Grâce présidentielle : une décision qui fâche, selon Les Patriotes
Dans un tournant politique majeur, le président de la République du Tchad, Mahamat Idriss Déby Itno, a pris la décision d’accorder une grâce présidentielle à neuf figures politiques notables du pays. Ce geste, officialisé par le décret n°2152/PR/2026 du 14 août 2026, inclut parmi les graciés l’ancien Premier ministre Succès Masra ainsi que huit autres dirigeants de l’ex-GCAP. Cette initiative a toutefois été reçue avec des sentiments mitigés parmi les acteurs politiques du pays, notamment au sein du Parti Les Patriotes.
Parmi les bénéficiaires de cette grâce figure Nassour Ibrahim Koursami, président du Parti Les Patriotes, ce qui a suscité une réaction prudente de la part de cette formation politique. Hisseine Abdoulaye, le porte-parole du parti, a souligné que bien que la décision soit reconnue et prise en compte, elle ne procure pas de satisfaction totale au sein du parti. Selon Abdoulaye, les accusations portées contre Koursami et les autres dirigeants politiques étaient largement contestées et considérées comme infondées par leurs partisans. Cette mesure présidentielle n’est donc pas perçue comme une victoire en elle-même.
« Lorsque les droits civiques et politiques sont restreints, le chemin vers une vraie justice et un dialogue sincère reste loin d’être achevé », a déclaré Hisseine Abdoulaye, réaffirmant ainsi la position critique du Parti Les Patriotes vis-à-vis de la gestion actuelle du paysage politique tchadien.
Le geste du président Déby Itno, s’il a pour objectif d’apaiser le climat politique au Tchad, ne dissipe pas les réserves exprimées quant à l’état des libertés et des droits politiques dans le pays. La grâce présidentielle, qui a pour effet d’annuler l’exécution des peines tout en laissant subsister les condamnations, ne satisfait pas entièrement ceux qui estiment que les jugements initiaux étaient biaisés.
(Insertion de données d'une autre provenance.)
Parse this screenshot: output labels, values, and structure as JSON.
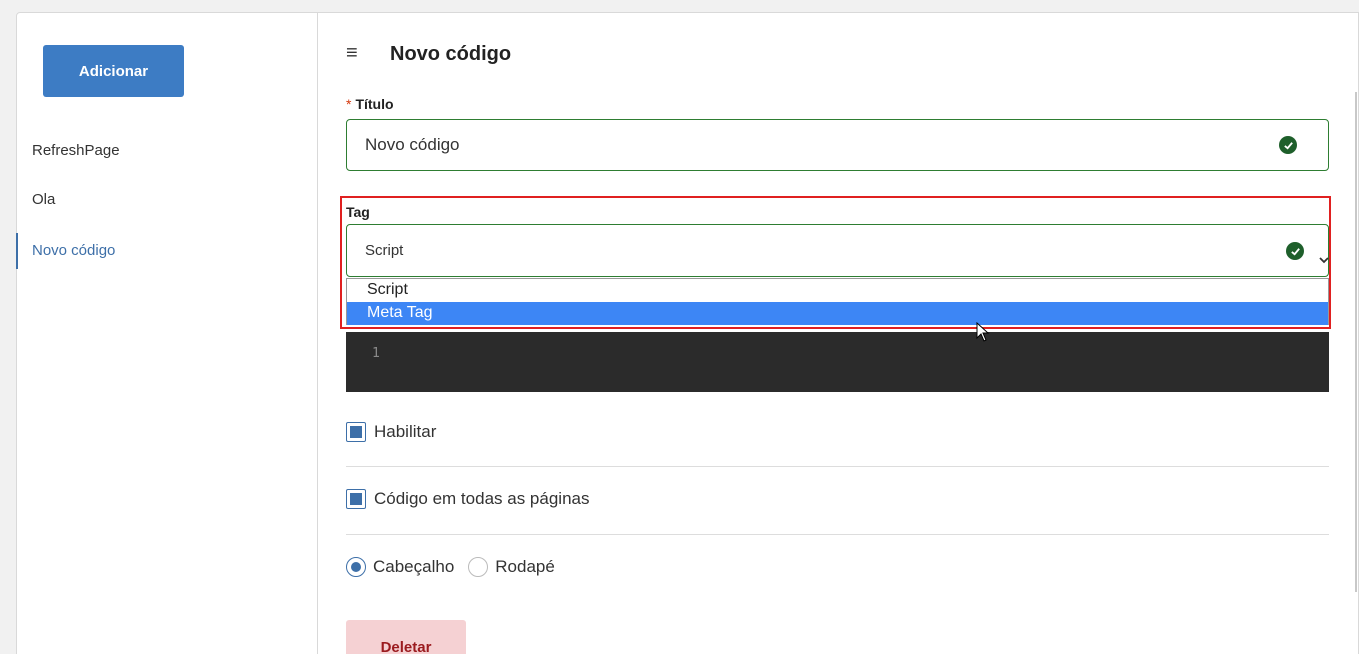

La décision souligne les tensions politiques persistantes au sein de la nation, où le chemin vers l’apaisement et le renforcement de la démocratie reste complexe et semé d’embûches. Les militants des droits de l’homme et les observateurs politiques continuent d’appeler à un dialogue davantage inclusif et transparent, lequel pourrait ouvrir la voie à des réformes significatives dans le système judiciaire et politique tchadien.
D’un autre côté, d’autres voix politiques, moins critiques, considèrent la grâce comme un pas en avant. Certains partis, tels que le RNDT-Le Réveil, ont salué cette initiative comme un signal encourageant pour l’apaisement politique. Cela souligne la diversité des opinions au sein du spectre politique tchadien, où le symbolisme des gestes politiques est interprété de manières variées, en fonction des perspectives et des attentes des différentes parties.
En conclusion, si la grâce présidentielle constitue un développement notable dans le contexte politique actuel du Tchad, elle n’éteint pas les revendications de réformes plus larges et profondes. Pour les partisans de la démocratie et des droits de l’homme, l’espoir reste que ce geste pave la voie à un renforcement des institutions démocratiques et à une plus grande justice sociale dans le pays.